1. Introducing the Arcadian Farm Origins

In this season we’re following the flavour, pulling back the covers on Waterford Distillery’s unique approach and philosophy when it comes to barley, focusing on the Arcadian Farm Origins, a collection of whiskies with their roots in how whisky used to be made. They represent real rarity, due to the scarcity of the raw material. Before the mass production demands of today dictated what an entire industry grew, how they grew it and how they malted, fermented, distilled and matured, there were different approaches to whisky making - approaches tied more to nature, to age old practices; approaches dependent on available natural resources rather than artificial substitutes. Did these approaches yield more flavour? The Arcadian Farm Origin whiskies seeks to answer this question and in this episode we're going to begin understanding how the team at Waterford intends to do that.

Om Podcasten

Influenced by the world's greatest winemakers, Waterford Distillery obsessively brings the same intellectual drive, methodology and rigour to single malt whisky. But what does that actually mean? It means applying strict production criteria to Irish barley and whisky production. It means sourcing barley from individual Irish farms - some organic, some biodynamic. It means malting, fermenting, distilling and maturing those farm crops in complete isolation - from field to barrel. The distillery showcases the barley flavours derived from individual Irish farms, terroir by terroir, in its Single Farm Origin series. But the ultimate goal is to one day use these individual terroirs to produce world’s most unique, complex and compelling whisky.
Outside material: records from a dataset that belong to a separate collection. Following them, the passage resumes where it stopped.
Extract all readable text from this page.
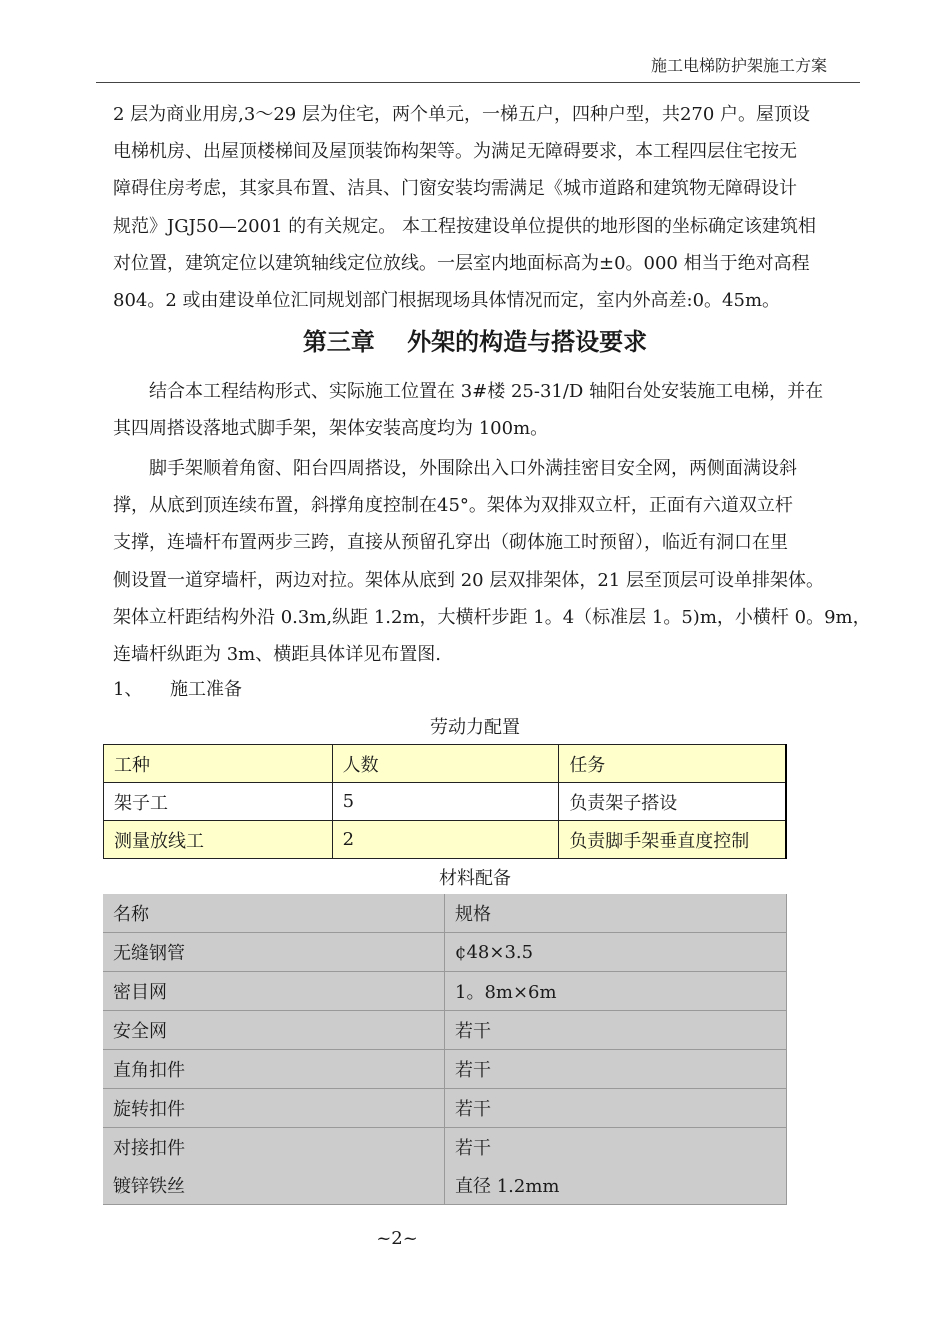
施工电梯防护架施工方案
2 层为商业用房,3～29 层为住宅，两个单元，一梯五户，四种户型，共270 户。屋顶设
电梯机房、出屋顶楼梯间及屋顶装饰构架等。为满足无障碍要求，本工程四层住宅按无
障碍住房考虑，其家具布置、洁具、门窗安装均需满足《城市道路和建筑物无障碍设计
规范》JGJ50—2001 的有关规定。 本工程按建设单位提供的地形图的坐标确定该建筑相
对位置，建筑定位以建筑轴线定位放线。一层室内地面标高为±0。000 相当于绝对高程
804。2 或由建设单位汇同规划部门根据现场具体情况而定，室内外高差:0。45m。
第三章　 外架的构造与搭设要求
结合本工程结构形式、实际施工位置在 3#楼 25-31/D 轴阳台处安装施工电梯，并在
其四周搭设落地式脚手架，架体安装高度均为 100m。
脚手架顺着角窗、阳台四周搭设，外围除出入口外满挂密目安全网，两侧面满设斜
撑，从底到顶连续布置，斜撑角度控制在45°。架体为双排双立杆，正面有六道双立杆
支撑，连墙杆布置两步三跨，直接从预留孔穿出（砌体施工时预留），临近有洞口在里
侧设置一道穿墙杆，两边对拉。架体从底到 20 层双排架体，21 层至顶层可设单排架体。
架体立杆距结构外沿 0.3m,纵距 1.2m，大横杆步距 1。4（标准层 1。5)m，小横杆 0。9m，
连墙杆纵距为 3m、横距具体详见布置图.
1、 施工准备
劳动力配置
工种	人数	任务
架子工	5	负责架子搭设
测量放线工	2	负责脚手架垂直度控制
材料配备
名称	规格
无缝钢管	¢48×3.5
密目网	1。8m×6m
安全网	若干
直角扣件	若干
旋转扣件	若干
对接扣件	若干
镀锌铁丝	直径 1.2mm
~2~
In this podcast series, the award-winning whisky communicator Barry Chandler has unfettered access to the distillery and its people, to break down each step of the production process from growing the barley to bottling the whisky so that you, the whisky fan, can understand about where flavour is created and what the possibilities are when a distillery chooses to obsessively explore that prime raw ingredient of single malt whisky: barley.